Podcasts. Marvin Suicide . This podcast’s the perfect length and content for my half hour bus ride to work. Everything on the show is freely and legally downloaded from the internet. Within those parameters there’s a clear and consistent pattern to the content. There’s usually plenty of home-recorded ambient stuff and at least one bit of smirk-inducing juvenile vulgarity from the likes of Kunt and the Gang. More often than not there’s also a track from Catgut, which is always welcome, especially if, like me, (and Catgut) you think Sparklehorse’s first LP was their best.

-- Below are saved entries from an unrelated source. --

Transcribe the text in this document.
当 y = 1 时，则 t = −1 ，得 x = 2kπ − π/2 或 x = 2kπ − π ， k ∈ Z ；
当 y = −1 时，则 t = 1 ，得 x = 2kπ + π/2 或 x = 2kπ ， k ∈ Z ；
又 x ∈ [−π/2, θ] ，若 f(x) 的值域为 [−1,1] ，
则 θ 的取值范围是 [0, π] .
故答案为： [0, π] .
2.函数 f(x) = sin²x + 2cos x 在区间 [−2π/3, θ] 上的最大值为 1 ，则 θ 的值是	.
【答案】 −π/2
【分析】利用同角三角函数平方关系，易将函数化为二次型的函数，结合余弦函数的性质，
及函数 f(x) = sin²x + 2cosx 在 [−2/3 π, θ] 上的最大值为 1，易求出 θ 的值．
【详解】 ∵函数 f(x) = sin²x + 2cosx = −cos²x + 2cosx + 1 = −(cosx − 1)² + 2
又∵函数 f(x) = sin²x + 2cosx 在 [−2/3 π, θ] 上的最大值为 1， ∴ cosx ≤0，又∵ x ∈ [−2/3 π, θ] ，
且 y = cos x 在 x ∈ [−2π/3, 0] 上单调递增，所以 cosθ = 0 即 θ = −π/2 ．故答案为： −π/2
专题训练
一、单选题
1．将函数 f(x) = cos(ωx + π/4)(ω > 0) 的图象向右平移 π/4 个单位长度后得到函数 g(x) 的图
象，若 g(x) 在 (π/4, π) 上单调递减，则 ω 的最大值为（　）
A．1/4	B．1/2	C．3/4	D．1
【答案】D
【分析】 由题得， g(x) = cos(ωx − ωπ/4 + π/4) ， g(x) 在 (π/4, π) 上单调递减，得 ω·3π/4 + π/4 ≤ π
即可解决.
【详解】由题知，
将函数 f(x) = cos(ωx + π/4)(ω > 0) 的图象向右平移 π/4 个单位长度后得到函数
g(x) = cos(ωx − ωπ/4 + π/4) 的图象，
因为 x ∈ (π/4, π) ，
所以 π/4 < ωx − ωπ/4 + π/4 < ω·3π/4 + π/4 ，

Websites and blogs. Blog Love Omega Glee. After experimenting with multiple narrators in his novel The Pornographic Flabbergasted Emus, Wred Fright continues to develop his fiction in inventive ways. Here he’s posting a new novel in blog form. Set in the near future the regularly updated narrative charts the lives of wrestling-fixated loser Jake and militant waitress Francine. I’ve got some catching up to do but this is addictive stuff. Here and elsewhere Wred’s big strength is in characterization – he’s got a real gift for getting you rooting for characters whose lives have got a bit bent out of shape. This tale’s going to be taking up my lunch breaks for the foreseeable future. Highly recommended.